A few weeks back, Connor, a Brand & Mortar colleague, introduced me to a book, Contagious: Why Things Catch On by Jonah Berger. Connor’s recommendations—whether they’re lunch options, video games, or craft beer—are usually pretty solid. He hasn’t steered me wrong yet. So, when he told me about a marketing book that he swore would alter my preconceived notions about online advertising, I took his endorsement to heart. Little did I know that Connor’s persuasive word-of-mouth recommendation would have a lot to do with what I was about to read.
Blendtec: A Case Study
Have you ever watched one of these videos on YouTube? At one point or another, you’ve probably stumbled across a Will it Blend? video while killing time. The series, created by Blendtec in 2006 to promote their Ultra High Speed Motor technology, was the brainchild of founder Tom Dickson and marketing director George Wright. The pair were able to turn a few hundred dollars into a series of simple, yet ridiculously entertaining videos that became a viral sensation by simply showcasing the product’s most important feature: the ability to turn any solid object into a pile of crumbs and dust.
Jonah Berger, a professor at the Wharton School of the University of Pennsylvania, and an expert on word of mouth, viral marketing, social influence, and trends, uses the Will it Blend? story to highlight the fact that even mundane objects, like a blender, can achieve viral attention on the internet.
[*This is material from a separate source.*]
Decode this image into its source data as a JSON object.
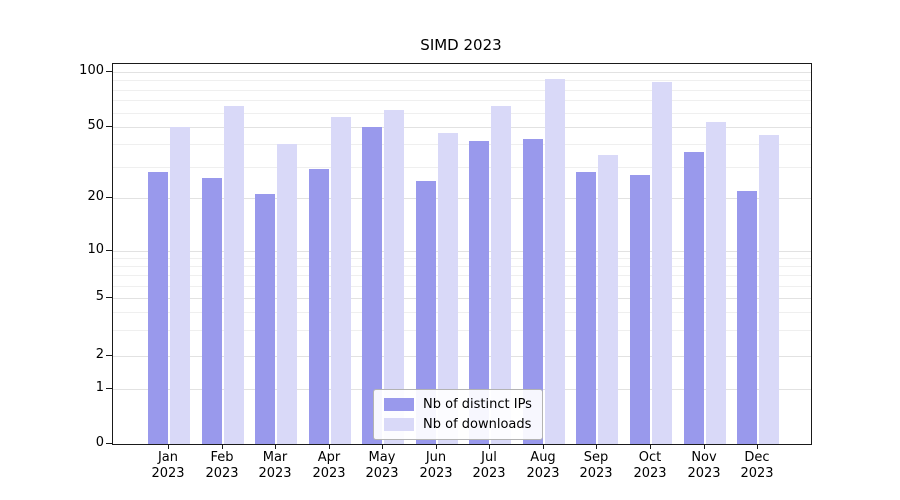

Sure, some cool and flashy things better lend themselves to internet buzz generation, like big budget Hollywood movies or an attractive new sports car. But, as Berger argues, that doesn’t mean simpler, less extravagant products can’t earn the same amount of buzz.
The great equalizer is content.
Content is the Key
One of Berger’s core tenets when it comes to social media is that the attention and engagement your content achieves on Facebook or Twitter, for example, is only as good as the amount of word-of-mouth recommendations your content receives in the real world. Any product being sold on the internet can achieve viral status, if, according to Berger, you adhere to his 6 “STEPPS.”
How do you create content that people feel deeply compelled to share with others? Berger provides us with an actual recipe:
“Products or ideas that contain Social Currency, and are Triggered, Emotional, Public, Practically Valuable, and are wrapped up in a Story.”
This statement is difficult to understand until you have a basic grasp of the 6 contagious elements that Berger identifies. Below, I provide a quick breakdown of what each of the 6 elements entails.
Step #1: Social Currency: Appearances Matter
Give your product—and its owner—social status by making it and those who talk about it appear remarkable (interesting, exclusive, distinctive). A good example of this is a trendy Toronto bar that is deliberately kept hidden and secret, making those who do frequent the establishment part of an exclusive, elite group of people.